Alyssia, ma femme (1)


– Faut que je te parle, Alex. Faut vraiment que je te parle.
– Eh bien, je t’écoute…
Elle a éteint la télé, est venue s’asseoir, sur le canapé, à mes côtés, s’est éclairci la gorge.
– Tu sais que je t’aime. Que je tiens énormément à toi. Tu es quelqu’un avec qui il fait bon vivre. Partager le quotidien.
– Mais ?
– Mais… Oh, la la ! C’est vraiment pas facile.
– Jette-toi à l’eau !
– J’ai rien à te reprocher. Absolument rien. Sauf… que je m’éclate pas au lit avec toi. Que je me suis jamais vraiment éclatée.
– C’est pourtant pas l’impression que tu donnes.
– Je sais, oui. J’ai eu tort. J’aurais pas dû. Mais tu as tellement de qualités par ailleurs. Je voulais pas te faire de peine. Risquer de te perdre.
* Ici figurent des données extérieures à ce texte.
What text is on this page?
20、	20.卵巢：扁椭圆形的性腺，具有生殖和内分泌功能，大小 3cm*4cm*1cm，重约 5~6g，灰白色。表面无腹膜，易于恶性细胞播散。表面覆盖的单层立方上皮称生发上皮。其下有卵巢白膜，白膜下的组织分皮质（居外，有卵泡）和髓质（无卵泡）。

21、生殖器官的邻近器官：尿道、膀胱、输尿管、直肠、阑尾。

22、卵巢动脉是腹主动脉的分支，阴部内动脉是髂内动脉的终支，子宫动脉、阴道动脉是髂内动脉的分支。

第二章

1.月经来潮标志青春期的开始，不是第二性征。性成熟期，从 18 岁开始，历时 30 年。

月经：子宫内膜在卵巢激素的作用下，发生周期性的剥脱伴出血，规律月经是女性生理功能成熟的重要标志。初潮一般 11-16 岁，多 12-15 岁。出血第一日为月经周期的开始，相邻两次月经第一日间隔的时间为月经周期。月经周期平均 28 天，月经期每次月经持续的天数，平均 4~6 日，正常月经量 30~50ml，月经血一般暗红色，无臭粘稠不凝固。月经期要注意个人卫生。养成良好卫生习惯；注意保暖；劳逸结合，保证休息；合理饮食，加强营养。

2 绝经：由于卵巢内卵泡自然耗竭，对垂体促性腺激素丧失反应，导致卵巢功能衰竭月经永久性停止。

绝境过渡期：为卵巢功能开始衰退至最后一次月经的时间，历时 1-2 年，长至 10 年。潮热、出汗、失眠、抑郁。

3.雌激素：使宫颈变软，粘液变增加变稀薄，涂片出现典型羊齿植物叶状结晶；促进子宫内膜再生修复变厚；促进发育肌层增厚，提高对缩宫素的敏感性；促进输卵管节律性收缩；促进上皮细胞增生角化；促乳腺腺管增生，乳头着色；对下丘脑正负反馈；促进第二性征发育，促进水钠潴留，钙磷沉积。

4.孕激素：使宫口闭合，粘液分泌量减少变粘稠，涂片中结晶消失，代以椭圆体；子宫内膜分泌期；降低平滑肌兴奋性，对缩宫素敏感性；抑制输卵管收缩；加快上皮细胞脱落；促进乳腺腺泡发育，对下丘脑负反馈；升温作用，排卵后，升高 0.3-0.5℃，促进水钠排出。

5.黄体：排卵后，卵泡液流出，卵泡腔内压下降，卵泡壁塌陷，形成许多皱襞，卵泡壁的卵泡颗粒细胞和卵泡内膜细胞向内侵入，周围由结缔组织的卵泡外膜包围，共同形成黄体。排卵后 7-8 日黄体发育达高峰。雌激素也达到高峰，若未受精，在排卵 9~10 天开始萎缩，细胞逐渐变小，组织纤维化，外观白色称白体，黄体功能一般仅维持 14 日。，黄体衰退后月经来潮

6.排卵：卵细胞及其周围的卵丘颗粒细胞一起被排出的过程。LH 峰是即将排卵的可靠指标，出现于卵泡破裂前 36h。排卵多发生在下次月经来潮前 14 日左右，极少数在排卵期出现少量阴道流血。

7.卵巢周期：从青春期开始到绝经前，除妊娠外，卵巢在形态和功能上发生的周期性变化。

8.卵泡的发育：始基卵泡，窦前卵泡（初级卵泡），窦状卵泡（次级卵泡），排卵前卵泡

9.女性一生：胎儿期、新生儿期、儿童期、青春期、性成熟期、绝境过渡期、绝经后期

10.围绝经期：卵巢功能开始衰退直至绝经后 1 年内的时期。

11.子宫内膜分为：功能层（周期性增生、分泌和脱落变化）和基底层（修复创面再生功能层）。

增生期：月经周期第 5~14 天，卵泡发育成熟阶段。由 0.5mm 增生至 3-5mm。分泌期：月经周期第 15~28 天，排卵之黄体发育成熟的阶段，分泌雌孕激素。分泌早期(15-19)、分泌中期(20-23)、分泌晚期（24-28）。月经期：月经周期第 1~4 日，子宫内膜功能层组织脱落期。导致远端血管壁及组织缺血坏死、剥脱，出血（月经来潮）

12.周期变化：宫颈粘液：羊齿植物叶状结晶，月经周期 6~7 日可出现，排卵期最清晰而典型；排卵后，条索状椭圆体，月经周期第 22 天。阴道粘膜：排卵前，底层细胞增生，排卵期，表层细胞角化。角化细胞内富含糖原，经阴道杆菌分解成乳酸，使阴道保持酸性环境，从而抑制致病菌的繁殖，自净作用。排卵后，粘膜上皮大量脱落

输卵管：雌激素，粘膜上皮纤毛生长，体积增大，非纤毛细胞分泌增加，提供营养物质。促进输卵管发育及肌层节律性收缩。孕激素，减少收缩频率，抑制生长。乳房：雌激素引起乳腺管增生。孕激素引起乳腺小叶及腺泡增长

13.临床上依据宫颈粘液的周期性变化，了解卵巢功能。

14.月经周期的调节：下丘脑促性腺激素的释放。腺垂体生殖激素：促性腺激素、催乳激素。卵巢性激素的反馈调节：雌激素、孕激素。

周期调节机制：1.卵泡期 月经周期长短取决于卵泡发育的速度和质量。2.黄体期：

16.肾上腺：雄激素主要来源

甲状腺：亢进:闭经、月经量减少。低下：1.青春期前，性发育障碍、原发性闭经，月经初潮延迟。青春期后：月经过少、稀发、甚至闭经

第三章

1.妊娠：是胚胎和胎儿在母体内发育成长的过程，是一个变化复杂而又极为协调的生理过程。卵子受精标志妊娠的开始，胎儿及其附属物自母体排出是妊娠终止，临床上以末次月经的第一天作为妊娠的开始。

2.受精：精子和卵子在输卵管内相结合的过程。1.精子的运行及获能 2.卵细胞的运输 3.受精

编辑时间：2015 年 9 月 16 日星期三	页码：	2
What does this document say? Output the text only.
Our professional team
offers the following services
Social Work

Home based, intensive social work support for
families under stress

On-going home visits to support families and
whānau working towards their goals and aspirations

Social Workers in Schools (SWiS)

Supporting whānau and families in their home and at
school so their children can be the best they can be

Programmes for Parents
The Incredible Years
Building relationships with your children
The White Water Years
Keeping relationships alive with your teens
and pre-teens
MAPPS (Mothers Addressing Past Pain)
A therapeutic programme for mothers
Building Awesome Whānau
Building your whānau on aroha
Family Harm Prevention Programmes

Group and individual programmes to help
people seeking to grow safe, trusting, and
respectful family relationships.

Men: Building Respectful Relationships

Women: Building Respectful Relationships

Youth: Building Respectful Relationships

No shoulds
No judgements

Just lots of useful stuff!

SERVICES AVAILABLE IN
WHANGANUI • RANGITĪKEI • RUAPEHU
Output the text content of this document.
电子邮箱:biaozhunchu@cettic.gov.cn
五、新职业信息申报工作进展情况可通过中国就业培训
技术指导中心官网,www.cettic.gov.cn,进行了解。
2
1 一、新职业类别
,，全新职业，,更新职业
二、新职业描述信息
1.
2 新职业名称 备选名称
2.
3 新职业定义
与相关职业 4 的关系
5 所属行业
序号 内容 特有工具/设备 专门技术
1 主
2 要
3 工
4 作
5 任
Alors j’ai fait comme si. Et puis… ça avait pas tellement d’importance jusque là tout ça pour moi. C’était pas l’essentiel.
– Mais ça a fini par le devenir.
– Dans un sens, oui. Pas l’essentiel, non. Mais quelque chose d’important. Très.
– Et donc ?
– Ben, donc… Il y a eu quelqu’un.
– Il y a eu ou il y a ?
– Il y a… Il y a encore. Depuis quatre mois ça dure.
– Ah, quand même !
– J’ai cru que ce serait juste une passade comme ça. Mais non. Faut bien que je me rende à l’évidence. Non.
– Et tu veux qu’on se sépare…
– Oh, non. Non. J’ai pas dit ça. Je pourrais pas vivre sans toi.
– Et tu peux pas te passer de l’autre non plus. C’est bien ça ?
– Il y a des semaines et des semaines que je tourne en rond. Sans savoir ce que je peux faire. Ce que je dois faire. Plus ça va et moins j’y vois clair. Je suis complètement dans le brouillard.
– En somme, si je comprends bien, ce que tu attends de moi, c’est que je prenne une décision à ta place…
– C’est pas vraiment ça, non.
– Mais ça revient à ça.
– Je sais pas. Je sais plus. Je suis complètement perdue.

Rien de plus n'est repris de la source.